(LifeSiteNews) — A Spanish bishop decried Joe Biden’s signing of the cross over himself at a pro-abortion rally apparently in opposition to Florida’s six-week abortion ban as “sacrilegious.”
Bishop José Ignacio Munilla of Orihuela-Alicante in Spain called Biden’s gesture a “desecration of the sign of the cross” during his weekday radio program on Radio María España, the National Catholic Register reported.
During a campaign event and rally in support of abortion in Tampa, Florida, on April 23, organized to protest the state’s abortion restrictions, Biden made the sign of the cross as Florida Democratic Party Chair Nikki Fried said, “15 weeks wasn’t good enough. We had to go to six weeks,” complaining about Florida Gov. Ron DeSantis’ approval of a six-week abortion ban last year.
READ: Biden campaign says promoting abortion is ‘top priority’ for second term
Crossing oneself is meant to be used as a sign “in which we remember that Jesus gave His life for us, He gave His life for all the innocents, He gave His life to restore innocence and to make us saints,” said Munilla.
To use the sign of the cross as Biden did, while supporting the killing of innocent unborn children, is to “invoke the cross in a sacrilegious manner,” the bishop pointed out.
He noted that “Invoking Jesus Christ in support of abortion” has drawn strong criticism “in many pro-life and Catholic circles.”

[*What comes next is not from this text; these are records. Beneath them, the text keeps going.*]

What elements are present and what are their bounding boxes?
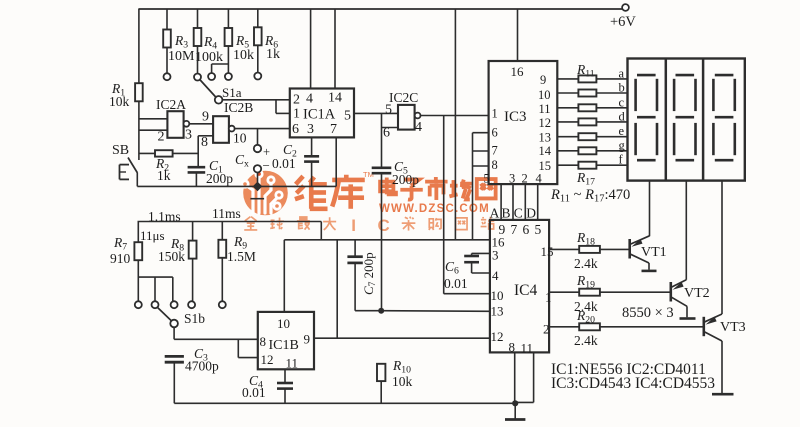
svg-text:10: 10 bbox=[277, 316, 290, 331]
svg-text:d: d bbox=[619, 109, 626, 123]
ground bbox=[680, 317, 696, 320]
wire bbox=[173, 327, 175, 339]
display DS1 (3-digit seven-segment) bbox=[628, 59, 745, 181]
svg-text:11μs: 11μs bbox=[140, 228, 165, 243]
resistor R9 bbox=[218, 222, 255, 265]
svg-text:Cx: Cx bbox=[235, 152, 249, 169]
svg-text:S1b: S1b bbox=[184, 311, 205, 326]
svg-text:910: 910 bbox=[110, 251, 131, 266]
node A bbox=[490, 206, 500, 221]
ground bbox=[712, 393, 734, 396]
svg-text:10: 10 bbox=[491, 288, 504, 303]
resistor R15 body bbox=[557, 133, 628, 140]
wire bbox=[221, 258, 223, 301]
svg-text:9: 9 bbox=[202, 110, 209, 125]
svg-text:11: 11 bbox=[521, 341, 534, 356]
svg-text:14: 14 bbox=[328, 91, 342, 106]
svg-text:0.01: 0.01 bbox=[242, 385, 266, 400]
wire pin 8 IC2B bbox=[198, 136, 213, 167]
svg-text:IC3:CD4543 IC4:CD4553: IC3:CD4543 IC4:CD4553 bbox=[551, 375, 715, 392]
svg-text:7: 7 bbox=[492, 144, 498, 158]
resistor R7 bbox=[110, 222, 142, 267]
label segment f bbox=[619, 153, 624, 167]
svg-text:9: 9 bbox=[304, 332, 311, 347]
wire pin 11 IC1B bbox=[284, 369, 286, 383]
wire bbox=[380, 381, 382, 403]
resistor R6 bbox=[254, 9, 280, 62]
wire digit 3 common bbox=[721, 181, 723, 314]
switch S1b contact 2 bbox=[152, 301, 159, 308]
svg-text:5: 5 bbox=[484, 172, 490, 186]
ground bbox=[642, 270, 657, 273]
switch S1b wiper bbox=[158, 308, 206, 328]
svg-text:12: 12 bbox=[491, 329, 504, 344]
resistor R8 bbox=[158, 222, 197, 265]
label segment a bbox=[619, 66, 625, 80]
resistor R11 body bbox=[557, 75, 628, 82]
wire bbox=[250, 198, 264, 200]
op-amp U-IC2B (NAND gate IC2B) bbox=[201, 100, 253, 150]
svg-text:VT2: VT2 bbox=[684, 286, 710, 301]
resistor R11 bbox=[576, 62, 595, 79]
svg-text:C: C bbox=[378, 216, 390, 235]
svg-text:8: 8 bbox=[201, 135, 208, 150]
junction bbox=[512, 400, 518, 406]
label segment g bbox=[619, 138, 626, 152]
switch SB (push-button) bbox=[112, 143, 138, 186]
svg-text:0.01: 0.01 bbox=[444, 276, 468, 291]
wire pin 13 IC4 bbox=[381, 310, 490, 313]
switch S1a contact 1 bbox=[164, 73, 171, 80]
resistor R3 bbox=[163, 9, 195, 64]
svg-text:100k: 100k bbox=[195, 50, 223, 65]
resistor R5 bbox=[225, 9, 254, 63]
wire pins 6-7-8 IC3 bracket bbox=[473, 133, 489, 240]
svg-text:4700p: 4700p bbox=[185, 359, 219, 374]
ground bbox=[505, 403, 525, 419]
svg-text:200p: 200p bbox=[392, 172, 419, 187]
transistor VT2 bbox=[671, 280, 710, 307]
svg-text:R3: R3 bbox=[174, 33, 188, 50]
svg-text:1k: 1k bbox=[157, 168, 171, 183]
svg-text:13: 13 bbox=[539, 131, 552, 145]
svg-text:IC2C: IC2C bbox=[389, 90, 418, 105]
svg-text:8: 8 bbox=[260, 334, 267, 349]
wire pin 8 IC4 bbox=[514, 352, 516, 403]
svg-text:3: 3 bbox=[492, 248, 499, 263]
svg-text:SB: SB bbox=[112, 143, 129, 158]
svg-text:8: 8 bbox=[509, 340, 516, 355]
label 11us bbox=[140, 228, 165, 243]
wire bbox=[137, 185, 336, 187]
svg-text:6: 6 bbox=[492, 126, 498, 140]
svg-text:C6: C6 bbox=[445, 259, 459, 276]
op-amp U-IC1B (timer IC1B) bbox=[258, 312, 314, 371]
label segment d bbox=[619, 109, 626, 123]
wire pin 4 IC2C output to pin 1 IC3 bbox=[420, 115, 489, 117]
label segment c bbox=[619, 95, 625, 109]
wire bbox=[138, 101, 140, 160]
wire to pin 12 IC1B bbox=[238, 339, 257, 357]
label parts list line 1 bbox=[551, 361, 706, 378]
switch S1a contact 3 bbox=[208, 73, 215, 80]
wire bbox=[648, 263, 650, 270]
node C bbox=[514, 206, 523, 221]
svg-text:10k: 10k bbox=[392, 374, 413, 389]
wire pin 10 IC1B bbox=[283, 240, 285, 312]
svg-text:e: e bbox=[619, 124, 625, 138]
svg-text:3: 3 bbox=[509, 172, 515, 186]
resistor R17 body bbox=[557, 162, 628, 169]
wire bbox=[192, 259, 194, 302]
svg-text:VT1: VT1 bbox=[641, 245, 667, 260]
wire bbox=[212, 46, 229, 73]
wire bbox=[197, 46, 199, 74]
svg-text:2: 2 bbox=[158, 130, 165, 145]
capacitor C4 bbox=[242, 373, 293, 403]
op-amp U-IC2A (NAND gate IC2A) bbox=[156, 97, 192, 145]
wire pin 9 IC1B to pin 12 IC4 bbox=[314, 337, 490, 339]
wire bbox=[381, 173, 383, 311]
svg-text:8550 × 3: 8550 × 3 bbox=[622, 305, 674, 321]
wire IC2C output to pin 10 IC4 bbox=[444, 116, 490, 294]
svg-text:g: g bbox=[619, 138, 626, 152]
svg-text:2.4k: 2.4k bbox=[574, 333, 598, 348]
switch S1a contact 4 bbox=[225, 73, 232, 80]
svg-text:1.5M: 1.5M bbox=[227, 249, 256, 264]
svg-text:7: 7 bbox=[511, 222, 518, 237]
op-amp U-IC4 (counter IC4) bbox=[490, 220, 554, 356]
capacitor C6 bbox=[444, 253, 490, 291]
wire BCD B bbox=[512, 184, 514, 220]
svg-text:11ms: 11ms bbox=[212, 206, 241, 221]
svg-text:16: 16 bbox=[511, 64, 525, 79]
svg-text:S1a: S1a bbox=[222, 85, 242, 100]
resistor R10 bbox=[377, 358, 413, 389]
wire +6V distribution rail bbox=[284, 239, 490, 241]
wire digit 2 common bbox=[685, 181, 687, 280]
svg-text:6: 6 bbox=[292, 122, 299, 137]
svg-text:3: 3 bbox=[307, 122, 314, 137]
resistor R4 bbox=[194, 9, 223, 65]
svg-text:+6V: +6V bbox=[610, 14, 636, 30]
svg-text:7: 7 bbox=[330, 122, 337, 137]
wire bbox=[336, 240, 338, 338]
resistor R1 bbox=[109, 81, 143, 109]
svg-text:150k: 150k bbox=[158, 249, 185, 264]
svg-text:c: c bbox=[619, 95, 625, 109]
resistor R17 label bbox=[576, 170, 595, 187]
capacitor C3 bbox=[165, 346, 219, 403]
wire pin 16 IC3 bbox=[517, 9, 519, 61]
svg-text:200p: 200p bbox=[206, 171, 233, 186]
svg-text:B: B bbox=[502, 206, 511, 221]
svg-text:10: 10 bbox=[233, 131, 247, 146]
svg-text:0.01: 0.01 bbox=[272, 156, 296, 171]
svg-text:5: 5 bbox=[344, 109, 351, 124]
wire bbox=[138, 9, 140, 83]
op-amp U-IC2C (NAND gate IC2C) bbox=[383, 90, 422, 141]
svg-text:C: C bbox=[514, 206, 523, 221]
svg-text:10k: 10k bbox=[109, 94, 130, 109]
transistor VT3 bbox=[704, 314, 746, 341]
label parts list line 2 bbox=[551, 375, 715, 392]
wire pin 4 IC1A bbox=[310, 9, 312, 89]
svg-text:A: A bbox=[490, 206, 500, 221]
svg-text:2.4k: 2.4k bbox=[574, 256, 598, 271]
svg-text:IC1B: IC1B bbox=[269, 338, 299, 353]
label Cx bbox=[235, 152, 249, 169]
resistor R13 body bbox=[557, 104, 628, 111]
svg-text:10k: 10k bbox=[233, 48, 254, 63]
wire bbox=[257, 45, 259, 72]
capacitor C2 bbox=[272, 137, 319, 186]
svg-text:4: 4 bbox=[536, 172, 543, 186]
svg-text:9: 9 bbox=[540, 73, 546, 87]
switch S1a contact 2 bbox=[194, 74, 201, 81]
wire node pins 1-2 IC1A bbox=[276, 100, 290, 114]
wire pins 5-6 tie IC2C bbox=[382, 113, 399, 127]
label 11ms bbox=[212, 206, 241, 221]
junction node pin 13 IC4 bbox=[378, 308, 384, 314]
wire range rail bbox=[138, 222, 322, 240]
node D bbox=[526, 206, 536, 221]
label R11~R17 values bbox=[550, 187, 630, 205]
wire bbox=[381, 128, 383, 168]
wire pin 5 IC1A to IC2C bbox=[354, 112, 398, 114]
wire +6V top rail bbox=[138, 8, 625, 10]
junction bbox=[253, 182, 263, 192]
svg-text:−: − bbox=[263, 158, 270, 173]
wire BCD A bbox=[500, 184, 502, 220]
capacitor C5 bbox=[372, 159, 420, 187]
wire pin 14 IC1A bbox=[334, 9, 336, 89]
switch S1b contact 5 bbox=[219, 301, 226, 308]
switch S1b contact 1 bbox=[135, 301, 142, 308]
svg-text:11: 11 bbox=[286, 356, 299, 371]
wire bbox=[138, 260, 173, 301]
wire BCD D bbox=[537, 184, 539, 220]
terminal +6V bbox=[610, 4, 636, 30]
svg-text:R4: R4 bbox=[203, 34, 217, 51]
svg-text:C7 200p: C7 200p bbox=[361, 252, 378, 295]
label 8550 x 3 bbox=[622, 305, 674, 321]
resistor R16 body bbox=[557, 147, 628, 154]
svg-text:R10: R10 bbox=[392, 358, 411, 375]
svg-text:2: 2 bbox=[522, 172, 528, 186]
transistor VT1 bbox=[630, 236, 667, 263]
svg-text:14: 14 bbox=[539, 144, 552, 158]
wire bbox=[139, 129, 168, 131]
switch S1a contact 5 bbox=[254, 73, 261, 80]
svg-text:13: 13 bbox=[491, 304, 504, 319]
capacitor C1 bbox=[188, 158, 234, 186]
wire bbox=[189, 123, 213, 125]
switch S1b contact 3 bbox=[171, 301, 178, 308]
wire ground rail bbox=[174, 402, 515, 404]
svg-text:IC1A: IC1A bbox=[303, 107, 336, 123]
svg-text:8: 8 bbox=[492, 158, 498, 172]
svg-text:IC2A: IC2A bbox=[156, 97, 186, 112]
wire digit 1 common bbox=[649, 181, 651, 237]
svg-text:5: 5 bbox=[535, 222, 542, 237]
svg-text:b: b bbox=[619, 81, 625, 95]
svg-text:4: 4 bbox=[492, 268, 499, 283]
capacitor C7 bbox=[347, 240, 381, 311]
label 1.1ms bbox=[148, 209, 181, 224]
svg-text:10: 10 bbox=[538, 88, 551, 102]
wire +6V drop bbox=[454, 9, 456, 240]
svg-text:1.1ms: 1.1ms bbox=[148, 209, 181, 224]
op-amp U-IC1A (timer IC1A) bbox=[290, 89, 354, 138]
svg-text:12: 12 bbox=[261, 352, 274, 367]
wire pin 10 IC2B to pin 6 IC1A bbox=[234, 128, 290, 130]
wire bbox=[222, 99, 276, 101]
svg-text:2: 2 bbox=[543, 322, 550, 337]
svg-text:R11 ~ R17:470: R11 ~ R17:470 bbox=[550, 187, 630, 205]
switch S1a wiper bbox=[200, 80, 242, 104]
resistor R18 bbox=[549, 230, 629, 271]
svg-text:5: 5 bbox=[385, 103, 392, 118]
node Cx+ terminal bbox=[254, 129, 270, 159]
wire bbox=[166, 48, 168, 74]
svg-text:+: + bbox=[263, 145, 270, 159]
label segment b bbox=[619, 81, 625, 95]
svg-text:VT3: VT3 bbox=[720, 320, 746, 335]
node Cx- terminal bbox=[254, 158, 270, 186]
svg-text:15: 15 bbox=[541, 244, 554, 259]
svg-text:3: 3 bbox=[185, 128, 192, 143]
label segment e bbox=[619, 124, 625, 138]
resistor R20 bbox=[549, 308, 704, 348]
svg-text:1k: 1k bbox=[266, 47, 280, 62]
switch S1b contact 4 bbox=[188, 301, 195, 308]
svg-text:1: 1 bbox=[492, 107, 498, 121]
svg-text:4: 4 bbox=[306, 92, 313, 107]
wire pin 7 IC1A bbox=[335, 137, 337, 186]
svg-text:4: 4 bbox=[415, 120, 422, 135]
svg-text:IC3: IC3 bbox=[504, 109, 527, 125]
svg-text:11: 11 bbox=[539, 102, 551, 116]
wire bbox=[686, 306, 688, 317]
svg-text:10M: 10M bbox=[168, 49, 195, 64]
svg-text:a: a bbox=[619, 66, 625, 80]
wire bbox=[721, 341, 723, 393]
wire bbox=[139, 118, 168, 120]
resistor R19 bbox=[549, 273, 671, 314]
svg-text:I: I bbox=[351, 216, 356, 235]
wire BCD C bbox=[524, 184, 526, 220]
svg-text:IC4: IC4 bbox=[514, 282, 538, 299]
resistor R12 body bbox=[557, 90, 628, 97]
svg-text:1: 1 bbox=[293, 107, 300, 122]
svg-text:IC2B: IC2B bbox=[224, 100, 253, 115]
svg-text:12: 12 bbox=[539, 116, 552, 130]
node B bbox=[502, 206, 511, 221]
svg-text:R18: R18 bbox=[576, 230, 595, 247]
svg-text:R7: R7 bbox=[113, 235, 127, 252]
svg-text:R19: R19 bbox=[576, 273, 595, 290]
wire to pin 8 IC1B bbox=[174, 338, 258, 340]
op-amp U-IC3 (decoder IC3) bbox=[484, 61, 558, 186]
svg-text:6: 6 bbox=[523, 222, 530, 237]
svg-text:D: D bbox=[526, 206, 536, 221]
svg-text:2: 2 bbox=[293, 93, 300, 108]
resistor R2 bbox=[139, 150, 198, 183]
wire pin 11 IC4 bbox=[515, 352, 533, 402]
resistor R14 body bbox=[557, 118, 628, 125]
svg-text:R17: R17 bbox=[576, 170, 595, 187]
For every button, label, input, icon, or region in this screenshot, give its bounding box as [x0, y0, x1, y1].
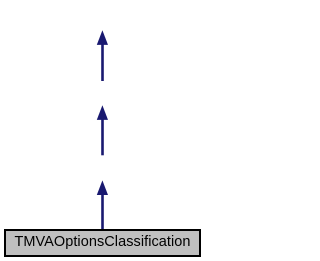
node TMVAOptionsClassification	[4, 229, 201, 257]
inheritance arrow 1 (top) head	[97, 30, 108, 45]
inheritance arrow 2 (middle) head	[97, 105, 108, 120]
inheritance arrow 3 (bottom) head	[97, 180, 108, 195]
wire inheritance arrow 2 (middle) shaft	[101, 119, 104, 156]
wire inheritance arrow 3 (bottom) shaft	[101, 194, 104, 231]
wire inheritance arrow 1 (top) shaft	[101, 44, 104, 82]
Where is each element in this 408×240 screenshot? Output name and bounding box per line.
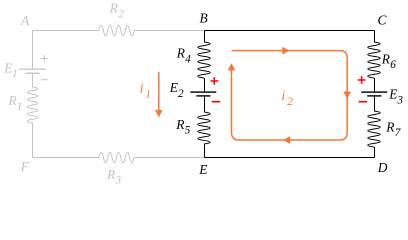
wire: bottom segment node E to node D xyxy=(205,157,375,159)
i2 loop arrowhead right (top side) xyxy=(282,47,289,55)
svg-text:E: E xyxy=(388,87,397,102)
E1 plus sign xyxy=(40,55,48,63)
svg-text:R: R xyxy=(381,51,390,66)
svg-text:3: 3 xyxy=(115,175,122,187)
wire: R1 down to node F xyxy=(32,123,34,158)
wire: node C down to R6 xyxy=(374,31,376,43)
svg-text:C: C xyxy=(378,12,388,27)
wire: top segment node B to node C xyxy=(205,30,375,32)
svg-text:R: R xyxy=(176,46,185,61)
wire: R7 down to node D xyxy=(374,147,376,158)
wire: node B down to R4 xyxy=(204,31,206,43)
svg-text:2: 2 xyxy=(178,88,184,100)
svg-text:1: 1 xyxy=(17,101,23,113)
wire: E1 to R1 xyxy=(32,74,34,88)
wire: E2 to R5 xyxy=(204,96,206,112)
resistor R7 xyxy=(368,111,381,147)
wire: top segment from node A to R2 (gray) xyxy=(33,30,100,32)
svg-text:1: 1 xyxy=(145,89,151,101)
i2 loop arrowhead up (left side) xyxy=(228,63,236,70)
svg-text:3: 3 xyxy=(396,94,403,106)
current arrow i1 xyxy=(158,72,160,112)
battery E3 short plate xyxy=(367,95,381,96)
svg-text:7: 7 xyxy=(395,127,401,139)
resistor R3 xyxy=(99,152,134,162)
E2 minus sign xyxy=(212,101,221,103)
wire: node A down to battery E1 xyxy=(32,31,34,69)
svg-text:B: B xyxy=(200,11,208,26)
i2 loop arrowhead down (right side) xyxy=(343,92,351,99)
svg-text:4: 4 xyxy=(185,53,191,65)
E2 plus sign xyxy=(211,77,219,85)
battery E1 short plate xyxy=(25,73,40,74)
svg-text:R: R xyxy=(175,117,184,132)
battery E2 short plate xyxy=(196,95,210,96)
svg-text:R: R xyxy=(8,93,17,108)
E3 minus sign xyxy=(359,101,367,103)
svg-text:R: R xyxy=(109,1,118,16)
svg-text:R: R xyxy=(106,167,115,182)
svg-text:E: E xyxy=(198,162,207,177)
resistor R4 xyxy=(198,42,211,78)
svg-text:E: E xyxy=(169,80,178,95)
svg-text:1: 1 xyxy=(12,68,18,80)
wire: R2 to node B xyxy=(134,30,205,32)
wire: E3 to R7 xyxy=(374,96,376,111)
svg-text:E: E xyxy=(3,60,12,75)
svg-text:R: R xyxy=(385,119,394,134)
svg-text:5: 5 xyxy=(185,125,191,137)
svg-text:6: 6 xyxy=(390,59,396,71)
wire: R6 to battery E3 xyxy=(374,78,376,92)
E1 minus sign xyxy=(41,79,48,81)
resistor R1 xyxy=(27,87,38,123)
svg-text:2: 2 xyxy=(287,96,293,108)
battery E3 long plate xyxy=(361,91,387,92)
i2 mesh current loop xyxy=(232,51,348,140)
wire: R5 down to node E xyxy=(204,144,206,158)
battery E2 long plate xyxy=(190,91,216,92)
svg-text:F: F xyxy=(20,159,30,174)
svg-text:i: i xyxy=(281,89,285,104)
resistor R6 xyxy=(368,42,381,78)
wire: bottom segment node F to R3 xyxy=(33,157,100,159)
wire: R4 to battery E2 xyxy=(204,78,206,92)
i2 loop arrowhead left (bottom side) xyxy=(283,136,290,144)
svg-text:A: A xyxy=(20,13,30,28)
resistor R2 xyxy=(99,25,134,35)
svg-text:D: D xyxy=(377,160,388,175)
svg-text:i: i xyxy=(140,82,144,97)
resistor R5 xyxy=(198,112,211,144)
battery E1 long plate xyxy=(19,69,46,70)
wire: R3 to node E xyxy=(134,157,205,159)
circuit schematic: two-mesh circuit, sources E1-E3, resistors R1-R7 xyxy=(0,0,408,187)
E3 plus sign xyxy=(358,76,366,84)
svg-text:2: 2 xyxy=(118,9,124,21)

Biden’s gesture was indeed swiftly and forcefully condemned by many Catholics as an offense against God, the Catholic faith, and unborn children.
This. Is. VILE!
President Biden makes the Sign of the Cross at an abortion rally in Florida!
You cannot be Catholic and support abortion!
You cannot invoke GOD and promote Death! pic.twitter.com/aG4P542EM0
— CatholicVote (@CatholicVote) April 23, 2024
“Biden’s decision to make the sign of the cross in support of abortion extremism is a despicable charade that attempts to co-opt a sacred practice in support of his new abortion religion,” remarked CatholicVote President Brian Burch. “His gesture openly mocks the Christian belief in the sanctity of life.”
“There is no divine support for destroying the lives of innocent children, and he should know better,” he added. “Biden’s gesture suggests he is either terribly naive, or senile, or callously indifferent to the foundational beliefs of millions of Christians in America.”
Bishop Joseph Strickland, bishop emeritus of Tyler, Texas, responded to the gesture in a statement posted on X, “Absolutely vile, pray for the soul of our president, he is a feeble old man, he needs to prepare to meet his maker.”
“His making the sign is absolutely evil, a symbolic rejection of the Catholic faith he purports to believe,” wrote Deacon Keith Fournier.
“I wish, for the salvation of his soul, his Bishop would formally excommunicate him,” continued the deacon. “It was, from the earliest centuries, a remedy to return a sinner back to Jesus Christ.”
The Catholic Church teaches, in accordance with the natural law, that abortion is always a grave sin and an “abominable crime,” which the Church punishes with excommunication.
Bishop Munilla also weighed in on the moral suitability of both Biden and former President Donald Trump as contenders for the presidency in the 2024 election.
“In a nation like the United States, shouldn’t there be [candidates] from both the Democratic Party as well as the Republican Party with enough moral stature to properly represent their parties to the electorate?” he asked.
“Consider what Biden represents with his deteriorating condition, even psychologically, to run for president again with this absolute desecration of his own (purportedly Catholic) values, having made the cause of abortion, the spread of abortion throughout the world, almost his highest value,” Munilla said.
Munilla prayed that God “would raise up vocations to public life so that there are truly young people who, with a life of integrity consistent with their values, have as their only watchword, as the only driving force of their entering into political life, the desire to serve the common good.”
Earlier this year, Munilla called on the Vatican to withdraw Fiducia Supplicans, calling it a “departure from Christian morality.”